My main research focus is data-driven decision-making and control, applied to address various resource control problems arising in queueing systems-based models of communication networks and service systems. I have explored two main research directions:
Whereas reinforcement learning is commonly used in this paradigm, it highly depends on the availability of reward signals. In many optimal control problems in dynamic systems, reward signals are unavailable, and other solution paradigms are needed. A thesis we explore is the use of model knowledge to augment the lack of reward signals. In arXiv:2202.02419 , we study the problem of learning-based optimal admission control in an Erlang-B queueing model with unknown service rate, where at each job arrival, a dispatcher decides to admit or block the job. Each admitted job yields a fixed reward but incurs a cost per unit time of service. While the arrival times and the system state at arrivals are known, the dispatcher never observes the service times and, thus, cannot determine the reward of accepting a job. Based on this, a maximum likelihood (ML) estimate-based dispatching policy is proposed: at each arrival, using ML estimation, an estimate of the unknown parameter is formed. Then, the action is taken according to certainty equivalence control law with forced exploration.
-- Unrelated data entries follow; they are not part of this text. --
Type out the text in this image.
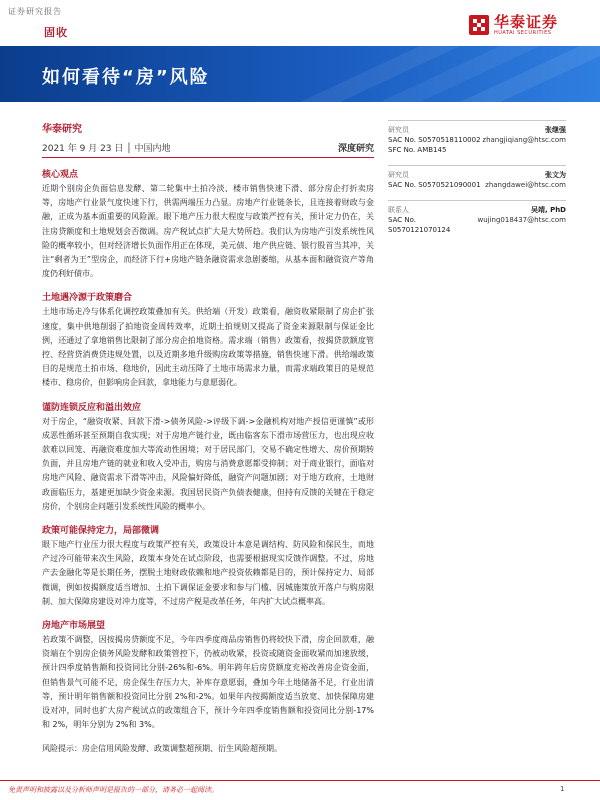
证券研究报告
固收
华泰证券
HUATAI SECURITIES
如何看待“房”风险
华泰研究
2021 年 9 月 23 日 │ 中国内地	深度研究
核心观点

近期个别房企负面信息发酵、第二轮集中土拍冷淡、楼市销售快速下滑、部分房企打折卖房等，房地产行业景气度快速下行，供需两端压力凸显。房地产行业链条长，且连接着财政与金融，正成为基本面重要的风险源。眼下地产压力很大程度与政策严控有关，预计定力仍在，关注房贷额度和土地规划会否微调。房产税试点扩大是大势所趋。我们认为房地产引发系统性风险的概率较小，但对经济增长负面作用正在体现，美元债、地产供应链、银行股首当其冲，关注“剩者为王”型房企，而经济下行+房地产链条融资需求急剧萎缩，从基本面和融资资产等角度仍利好债市。

土地遇冷源于政策磨合

土地市场走冷与体系化调控政策叠加有关。供给端（开发）政策看，融资收紧限制了房企扩张速度，集中供地削弱了拍地资金周转效率，近期土拍规则又提高了资金来源限制与保证金比例，还通过了拿地销售比限制了部分房企拍地资格。需求端（销售）政策看，按揭贷款额度管控、经营贷消费贷违规处置，以及近期多地升级购房政策等措施，销售快速下滑。供给端政策目的是规范土拍市场、稳地价，因此主动压降了土地市场需求力量，而需求端政策目的是规范楼市、稳房价，但影响房企回款，拿地能力与意愿弱化。

谨防连锁反应和溢出效应

对于房企，“融资收紧、回款下滑->债务风险->评级下调->金融机构对地产授信更谨慎”或形成恶性循环甚至预期自我实现；对于房地产链行业，既由临客东下滑市场营压力，也出现应收款难以回笼、再融资难度加大等流动性困境；对于居民部门，交易不确定性增大、房价预期转负面，并且房地产链的就业和收入受冲击，购房与消费意愿都受抑制；对于商业银行，面临对房地产风险、融资需求下滑等冲击，风险偏好降低，融资产问题加剧；对于地方政府，土地财政面临压力，基建更加缺少资金来源。我国居民资产负债表健康，但持有反馈的关键在于稳定房价，个别房企问题引发系统性风险的概率小。

政策可能保持定力，局部微调

眼下地产行业压力很大程度与政策严控有关，政策设计本意是调结构、防风险和保民生，而地产过冷可能带来次生风险，政策本身处在试点阶段，也需要根据现实反馈作调整。不过，房地产去金融化等是长期任务，摆脱土地财政依赖和地产投资依赖都是目的，预计保持定力、局部微调，例如按揭额度适当增加、土拍下调保证金要求和参与门槛、因城施策放开落户与购房限制、加大保障房建设对冲力度等，不过房产税是改革任务，年内扩大试点概率高。

房地产市场展望

若政策不调整，因按揭房贷额度不足，今年四季度商品房销售仍将较快下滑，房企回款难，融资端在个别房企债务风险发酵和政策管控下，仍被动收紧，投资或随资金面收紧而加速放缓，预计四季度销售额和投资同比分别-26%和-6%。明年跨年后房贷额度充裕改善房企资金面，但销售景气可能不足，房企保生存压力大，补库存意愿弱，叠加今年土地储备不足，行业出清等，预计明年销售额和投资同比分别 2%和-2%。如果年内按揭额度适当放宽、加快保障房建设对冲，同时也扩大房产税试点的政策组合下，预计今年四季度销售额和投资同比分别-17%和 2%，明年分别为 2%和 3%。

风险提示：房企信用风险发酵、政策调整超预期、衍生风险超预期。
研究员	张继强
SAC No. S0570518110002 zhangjiqiang@htsc.com
SFC No. AMB145
研究员	张文为
SAC No. S0570521090001 zhangdawei@htsc.com
联系人	吴靖, PhD
SAC No. S0570121070124
wujing018437@htsc.com
免责声明和披露以及分析师声明是报告的一部分，请务必一起阅读。	1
We prove that for all service rates, our policy asymptotically learns to take the optimal action and show finite regret for one parameter regime and a logarithmic regret for the other.
Models of many real-life applications, such as queuing models of communication networks, have a countably infinite state-space. Learning procedures developed to produce optimal policies mainly focus on finite state settings and do not apply to these models. To overcome this lacuna, in arXiv:2306.02574 , we study the problem of optimal control of a family of discrete-time Markov Decision Processes (MDPs) governed by an unknown parameter, defined on a countably-infinite state space , with finite action space, and an unbounded cost function with the goal of designing a learning algorithm that minimizes the regret compared to the long-term average cost optimal policy. An algorithm based on Thompson sampling with dynamic episodes is proposed: at the beginning of each episode, using Bayes' rule, a posterior distribution is formed, and an estimate is realized from this distribution and used during the episode. In contrast to finite-state MDPs, where stability and the existence of a stationary distribution are assured in a simple manner, the countable state-space setting needs additional conditions to ensure ergodicity. By imposing stability conditions and using the solution of the average cost Bellman equation, we prove a sub-linear upper bound for the Bayesian regret. Finally, for two queuing models with unknown dynamics, we argue that our algorithm can be applied to develop approximately optimal control algorithms.